Spending on behavioral health 'blew the doors off' of the funding system. Now the state of Oregon and CareOregon are figuring what to do, says CareOregon president and CEO Eric C.Hunter
The number of people struggling with behavioral health problems soared during the COVID-19 pandemic. The state of Oregon responded, says CareOregon president and CEO Eric C. Hunter. It plowed $1 billion into the behavioral system, raised rates by 30% and “even opened up provider panels to people who were unlicensed to increase access,” says Hunter, who is a member of the Managed Healthcare Executive (MHE) editorial advisory board. CareOregon, the largest Medicaid managed care plan in Oregon, also got involved, investing $200 million into building behavioral health capacity, according to Hunter.
“We really invested in all that stuff.

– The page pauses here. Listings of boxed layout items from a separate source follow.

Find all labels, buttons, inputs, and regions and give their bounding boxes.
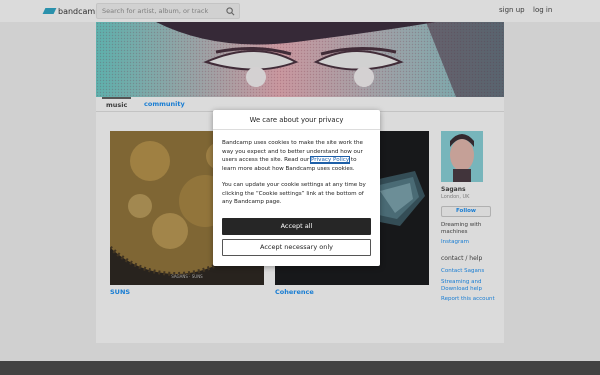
cookie-consent-modal: We care about your privacy Bandcamp uses… bbox=[213, 110, 380, 266]
accept-necessary-button[interactable]: Accept necessary only bbox=[222, 239, 371, 256]
accept-all-button[interactable]: Accept all bbox=[222, 218, 371, 235]
cookie-description: Bandcamp uses cookies to make the site w… bbox=[222, 139, 372, 173]
privacy-policy-link[interactable]: Privacy Policy bbox=[310, 156, 351, 165]
modal-title: We care about your privacy bbox=[213, 110, 380, 130]
cookie-settings-note: You can update your cookie settings at a… bbox=[222, 182, 366, 206]
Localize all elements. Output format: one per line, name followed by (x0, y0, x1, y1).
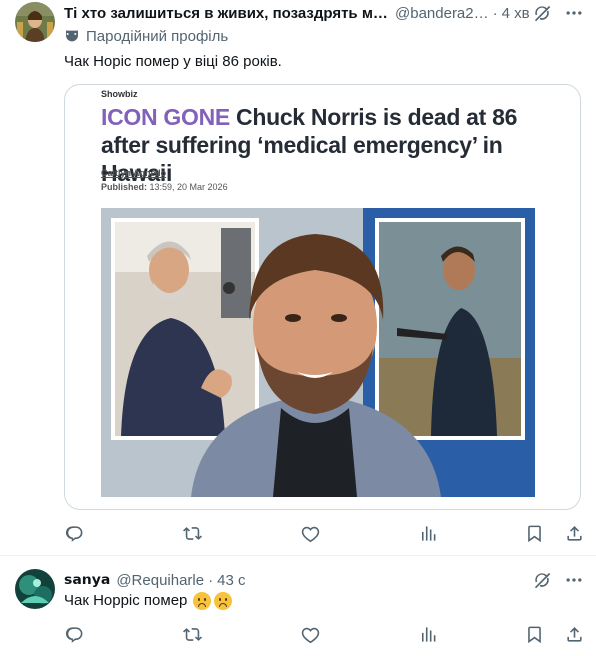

It worked, but it blew the doors off the funding system because so many people came in to take advantage of those systems,” Hunter says.

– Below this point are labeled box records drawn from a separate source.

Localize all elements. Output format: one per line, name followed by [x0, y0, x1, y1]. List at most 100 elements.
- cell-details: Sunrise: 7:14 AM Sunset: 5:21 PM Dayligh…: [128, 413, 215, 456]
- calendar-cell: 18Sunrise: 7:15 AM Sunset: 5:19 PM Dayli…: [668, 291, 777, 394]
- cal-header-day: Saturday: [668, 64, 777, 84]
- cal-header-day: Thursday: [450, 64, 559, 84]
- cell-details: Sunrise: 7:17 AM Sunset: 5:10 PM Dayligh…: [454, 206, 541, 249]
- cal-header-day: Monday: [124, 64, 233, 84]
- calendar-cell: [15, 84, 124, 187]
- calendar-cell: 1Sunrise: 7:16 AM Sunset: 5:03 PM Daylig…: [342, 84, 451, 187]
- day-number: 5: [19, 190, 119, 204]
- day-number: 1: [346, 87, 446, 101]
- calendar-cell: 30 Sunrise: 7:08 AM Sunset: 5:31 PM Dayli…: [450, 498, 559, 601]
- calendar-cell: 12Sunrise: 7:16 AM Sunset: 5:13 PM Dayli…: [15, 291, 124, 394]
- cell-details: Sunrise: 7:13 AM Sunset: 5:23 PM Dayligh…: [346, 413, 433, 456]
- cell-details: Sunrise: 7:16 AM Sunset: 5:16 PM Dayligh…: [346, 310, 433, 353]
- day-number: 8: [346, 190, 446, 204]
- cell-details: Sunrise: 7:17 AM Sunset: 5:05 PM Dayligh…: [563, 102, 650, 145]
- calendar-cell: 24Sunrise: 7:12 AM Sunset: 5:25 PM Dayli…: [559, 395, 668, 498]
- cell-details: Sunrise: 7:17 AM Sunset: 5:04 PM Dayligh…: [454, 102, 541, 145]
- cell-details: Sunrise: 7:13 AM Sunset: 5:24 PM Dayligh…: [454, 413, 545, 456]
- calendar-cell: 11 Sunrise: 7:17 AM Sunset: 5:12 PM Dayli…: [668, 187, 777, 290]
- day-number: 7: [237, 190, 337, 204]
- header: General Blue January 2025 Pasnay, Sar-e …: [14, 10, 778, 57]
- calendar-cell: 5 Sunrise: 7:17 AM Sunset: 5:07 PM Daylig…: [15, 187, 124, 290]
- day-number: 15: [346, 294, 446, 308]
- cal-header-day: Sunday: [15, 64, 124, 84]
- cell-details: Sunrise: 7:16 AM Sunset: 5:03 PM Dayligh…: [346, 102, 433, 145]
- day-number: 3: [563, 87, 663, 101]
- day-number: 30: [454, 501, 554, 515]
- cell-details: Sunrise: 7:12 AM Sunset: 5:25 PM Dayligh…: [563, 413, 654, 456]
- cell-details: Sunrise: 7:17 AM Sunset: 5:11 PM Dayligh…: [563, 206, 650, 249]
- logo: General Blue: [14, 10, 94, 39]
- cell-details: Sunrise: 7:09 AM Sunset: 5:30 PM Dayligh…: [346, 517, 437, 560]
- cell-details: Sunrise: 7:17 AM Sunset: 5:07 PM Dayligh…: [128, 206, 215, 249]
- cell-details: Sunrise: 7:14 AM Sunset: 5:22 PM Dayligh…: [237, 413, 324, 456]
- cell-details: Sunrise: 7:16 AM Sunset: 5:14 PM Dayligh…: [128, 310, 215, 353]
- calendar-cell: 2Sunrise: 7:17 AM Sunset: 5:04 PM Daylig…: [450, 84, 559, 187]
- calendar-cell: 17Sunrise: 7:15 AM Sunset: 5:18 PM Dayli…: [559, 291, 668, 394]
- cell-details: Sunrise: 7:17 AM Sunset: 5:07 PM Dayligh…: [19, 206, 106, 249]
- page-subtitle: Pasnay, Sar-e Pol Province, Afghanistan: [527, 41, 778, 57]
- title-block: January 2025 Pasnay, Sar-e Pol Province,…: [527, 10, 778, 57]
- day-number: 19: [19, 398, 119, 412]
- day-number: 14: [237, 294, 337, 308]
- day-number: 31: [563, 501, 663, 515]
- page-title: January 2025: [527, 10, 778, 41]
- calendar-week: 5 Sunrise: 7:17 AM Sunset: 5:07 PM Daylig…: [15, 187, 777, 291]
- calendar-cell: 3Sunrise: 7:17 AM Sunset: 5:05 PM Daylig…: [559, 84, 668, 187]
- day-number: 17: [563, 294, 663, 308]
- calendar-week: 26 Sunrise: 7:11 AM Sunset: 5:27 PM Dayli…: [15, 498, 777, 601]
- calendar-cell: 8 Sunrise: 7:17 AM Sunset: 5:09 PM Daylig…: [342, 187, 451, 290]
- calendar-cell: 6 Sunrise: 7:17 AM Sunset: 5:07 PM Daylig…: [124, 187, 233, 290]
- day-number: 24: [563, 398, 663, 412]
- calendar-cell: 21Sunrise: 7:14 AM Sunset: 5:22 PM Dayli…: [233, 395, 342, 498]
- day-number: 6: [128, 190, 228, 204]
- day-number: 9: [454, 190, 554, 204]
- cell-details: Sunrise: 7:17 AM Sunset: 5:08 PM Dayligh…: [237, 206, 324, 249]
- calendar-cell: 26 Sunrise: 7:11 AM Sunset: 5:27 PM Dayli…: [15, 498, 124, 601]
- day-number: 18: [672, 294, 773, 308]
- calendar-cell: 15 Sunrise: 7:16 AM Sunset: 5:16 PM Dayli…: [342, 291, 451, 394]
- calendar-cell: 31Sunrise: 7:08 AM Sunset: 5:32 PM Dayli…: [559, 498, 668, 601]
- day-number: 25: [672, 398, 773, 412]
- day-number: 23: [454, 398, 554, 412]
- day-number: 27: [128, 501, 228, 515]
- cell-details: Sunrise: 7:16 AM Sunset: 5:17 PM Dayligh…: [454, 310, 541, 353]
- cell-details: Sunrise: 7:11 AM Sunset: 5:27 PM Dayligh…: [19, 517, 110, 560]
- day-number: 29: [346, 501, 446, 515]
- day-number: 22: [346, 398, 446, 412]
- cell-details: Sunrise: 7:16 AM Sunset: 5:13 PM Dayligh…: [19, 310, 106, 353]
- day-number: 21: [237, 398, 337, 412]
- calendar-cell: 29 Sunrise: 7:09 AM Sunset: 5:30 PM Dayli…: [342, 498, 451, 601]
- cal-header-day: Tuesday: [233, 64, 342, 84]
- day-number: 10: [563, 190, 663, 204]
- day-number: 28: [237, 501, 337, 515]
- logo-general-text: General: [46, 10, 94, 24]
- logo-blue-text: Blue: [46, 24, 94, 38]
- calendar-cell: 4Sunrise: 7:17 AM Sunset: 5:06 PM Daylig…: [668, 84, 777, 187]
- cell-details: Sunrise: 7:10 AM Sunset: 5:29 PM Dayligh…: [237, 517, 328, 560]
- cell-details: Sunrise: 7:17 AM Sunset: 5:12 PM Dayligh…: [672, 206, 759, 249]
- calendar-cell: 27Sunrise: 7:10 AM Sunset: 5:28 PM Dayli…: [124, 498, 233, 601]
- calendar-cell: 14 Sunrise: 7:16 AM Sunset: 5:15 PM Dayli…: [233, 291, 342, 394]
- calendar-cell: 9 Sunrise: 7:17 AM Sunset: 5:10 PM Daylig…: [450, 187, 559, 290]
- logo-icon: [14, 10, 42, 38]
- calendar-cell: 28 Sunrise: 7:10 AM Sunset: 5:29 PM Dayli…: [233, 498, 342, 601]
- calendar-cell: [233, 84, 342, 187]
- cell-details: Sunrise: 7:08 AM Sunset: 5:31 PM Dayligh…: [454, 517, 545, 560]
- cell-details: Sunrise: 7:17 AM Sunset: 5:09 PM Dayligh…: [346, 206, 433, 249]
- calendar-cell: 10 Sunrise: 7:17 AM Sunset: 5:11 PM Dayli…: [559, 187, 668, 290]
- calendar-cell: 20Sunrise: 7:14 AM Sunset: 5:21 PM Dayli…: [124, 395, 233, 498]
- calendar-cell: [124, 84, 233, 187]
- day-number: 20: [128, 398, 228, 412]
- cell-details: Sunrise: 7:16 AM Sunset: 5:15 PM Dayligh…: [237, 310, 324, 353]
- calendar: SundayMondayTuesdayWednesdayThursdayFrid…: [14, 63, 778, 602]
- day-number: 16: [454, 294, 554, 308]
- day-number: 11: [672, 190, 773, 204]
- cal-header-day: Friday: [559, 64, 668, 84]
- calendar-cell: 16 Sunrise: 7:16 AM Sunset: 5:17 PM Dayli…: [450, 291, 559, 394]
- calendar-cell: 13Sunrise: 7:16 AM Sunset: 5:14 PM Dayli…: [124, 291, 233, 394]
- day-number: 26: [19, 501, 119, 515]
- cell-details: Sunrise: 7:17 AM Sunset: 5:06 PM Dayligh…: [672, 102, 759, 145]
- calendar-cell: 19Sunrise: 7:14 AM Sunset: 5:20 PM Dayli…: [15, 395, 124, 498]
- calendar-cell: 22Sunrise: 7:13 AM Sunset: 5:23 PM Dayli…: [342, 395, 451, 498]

In this second segment of an extensive interview with MHE, Hunter speaks about the aftermath of the surge in spending on behavioral healthcare. In his view, behavioral health as it currently exists is ill-suited for meeting the long-term needs, often in different settings, that many people with behavioral health issues have.
“How do we build in an entire sort of continuum of care, and is that the responsibility of managed care companies?” Hunter says, “We don't employ providers, and if they don't exist, who provides the infrastructure to build them up, because we won't start paying them until they're actually there and seeing patients? That's really the biggest challenge.”

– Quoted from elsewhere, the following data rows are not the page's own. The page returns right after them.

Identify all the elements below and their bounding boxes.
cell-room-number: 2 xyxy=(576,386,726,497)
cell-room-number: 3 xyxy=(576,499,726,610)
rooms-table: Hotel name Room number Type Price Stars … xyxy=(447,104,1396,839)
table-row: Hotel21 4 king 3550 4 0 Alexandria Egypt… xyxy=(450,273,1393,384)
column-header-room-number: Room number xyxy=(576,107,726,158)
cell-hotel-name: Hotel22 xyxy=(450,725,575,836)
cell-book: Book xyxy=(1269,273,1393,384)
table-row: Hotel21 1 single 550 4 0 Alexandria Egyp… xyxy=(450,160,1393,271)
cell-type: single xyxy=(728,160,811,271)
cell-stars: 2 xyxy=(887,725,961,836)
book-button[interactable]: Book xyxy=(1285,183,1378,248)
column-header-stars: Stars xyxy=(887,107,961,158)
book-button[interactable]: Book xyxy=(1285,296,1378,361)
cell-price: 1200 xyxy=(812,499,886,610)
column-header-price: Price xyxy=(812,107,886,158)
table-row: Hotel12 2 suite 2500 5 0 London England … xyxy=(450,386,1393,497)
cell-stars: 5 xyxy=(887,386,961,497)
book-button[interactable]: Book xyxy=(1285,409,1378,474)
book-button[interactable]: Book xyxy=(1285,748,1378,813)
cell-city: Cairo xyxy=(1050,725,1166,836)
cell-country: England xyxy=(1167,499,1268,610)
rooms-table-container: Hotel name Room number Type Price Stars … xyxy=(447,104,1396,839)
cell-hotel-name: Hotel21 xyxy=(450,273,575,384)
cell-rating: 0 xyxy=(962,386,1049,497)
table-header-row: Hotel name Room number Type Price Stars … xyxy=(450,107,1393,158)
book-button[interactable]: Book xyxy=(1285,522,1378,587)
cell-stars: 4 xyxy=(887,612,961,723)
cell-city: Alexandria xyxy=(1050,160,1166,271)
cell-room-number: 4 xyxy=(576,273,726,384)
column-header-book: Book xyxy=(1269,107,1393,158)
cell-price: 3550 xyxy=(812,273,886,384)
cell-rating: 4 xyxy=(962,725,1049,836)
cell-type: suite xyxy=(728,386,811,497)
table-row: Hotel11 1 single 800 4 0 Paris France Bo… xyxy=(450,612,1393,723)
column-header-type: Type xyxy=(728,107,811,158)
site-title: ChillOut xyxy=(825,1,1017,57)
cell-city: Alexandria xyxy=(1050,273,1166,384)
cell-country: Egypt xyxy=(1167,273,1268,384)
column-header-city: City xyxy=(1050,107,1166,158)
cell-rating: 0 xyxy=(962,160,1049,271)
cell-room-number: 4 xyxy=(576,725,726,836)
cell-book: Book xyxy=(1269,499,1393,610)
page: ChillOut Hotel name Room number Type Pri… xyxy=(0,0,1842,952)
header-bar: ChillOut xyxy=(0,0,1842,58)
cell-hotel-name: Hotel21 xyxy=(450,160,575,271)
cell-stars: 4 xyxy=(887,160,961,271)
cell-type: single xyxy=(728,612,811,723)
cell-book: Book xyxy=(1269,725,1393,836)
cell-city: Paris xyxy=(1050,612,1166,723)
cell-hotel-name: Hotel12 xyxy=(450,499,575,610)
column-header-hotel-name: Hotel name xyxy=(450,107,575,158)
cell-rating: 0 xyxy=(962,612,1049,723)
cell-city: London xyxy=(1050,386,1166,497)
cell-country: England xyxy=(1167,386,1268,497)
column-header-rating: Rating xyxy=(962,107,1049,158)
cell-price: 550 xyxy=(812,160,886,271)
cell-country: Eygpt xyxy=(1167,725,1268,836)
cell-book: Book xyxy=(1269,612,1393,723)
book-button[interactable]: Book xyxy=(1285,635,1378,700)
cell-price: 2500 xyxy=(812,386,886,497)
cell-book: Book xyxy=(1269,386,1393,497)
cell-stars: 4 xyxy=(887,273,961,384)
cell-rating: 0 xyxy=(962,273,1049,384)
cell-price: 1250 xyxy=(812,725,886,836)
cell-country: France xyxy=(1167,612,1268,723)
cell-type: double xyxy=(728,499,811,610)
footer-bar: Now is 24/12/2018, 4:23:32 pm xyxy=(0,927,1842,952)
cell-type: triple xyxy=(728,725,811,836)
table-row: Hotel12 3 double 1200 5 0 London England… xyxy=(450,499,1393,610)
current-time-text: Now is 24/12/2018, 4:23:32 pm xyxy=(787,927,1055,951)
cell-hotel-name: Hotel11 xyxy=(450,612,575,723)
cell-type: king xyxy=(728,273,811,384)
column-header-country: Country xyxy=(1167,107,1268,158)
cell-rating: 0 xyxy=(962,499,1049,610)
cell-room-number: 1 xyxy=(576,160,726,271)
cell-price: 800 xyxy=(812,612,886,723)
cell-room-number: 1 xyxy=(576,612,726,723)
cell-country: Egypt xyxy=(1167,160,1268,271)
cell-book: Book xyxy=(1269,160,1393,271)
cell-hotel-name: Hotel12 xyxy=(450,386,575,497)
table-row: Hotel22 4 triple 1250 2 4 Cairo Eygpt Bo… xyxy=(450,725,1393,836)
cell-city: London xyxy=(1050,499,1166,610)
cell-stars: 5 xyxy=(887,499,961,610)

Hunter discussed some of CareOregon’s behavioral healthcare efforts, singling out for mention the CHAT [Community Health, Assess and Treat] program that dispatches technicians instead of a firetruck and ambulance to take care of people having an behavioral health emergency.
Hunter says that paying for behavioral health and related services does save money overall but winds up costing CareOregon.
“We're talking now to community partners, to the city and the county, and the metro departments, and the state, about how we define societal advantages of that work. We knew what it meant to healthcare spend. But what does it mean to the jails, to the police departments, to the schools, to say, ‘Hey, if we realize the savings for multiple areas of society, then there is a value add,’ and then it’s easier to pay for expanding that kind of work,” Hunter said.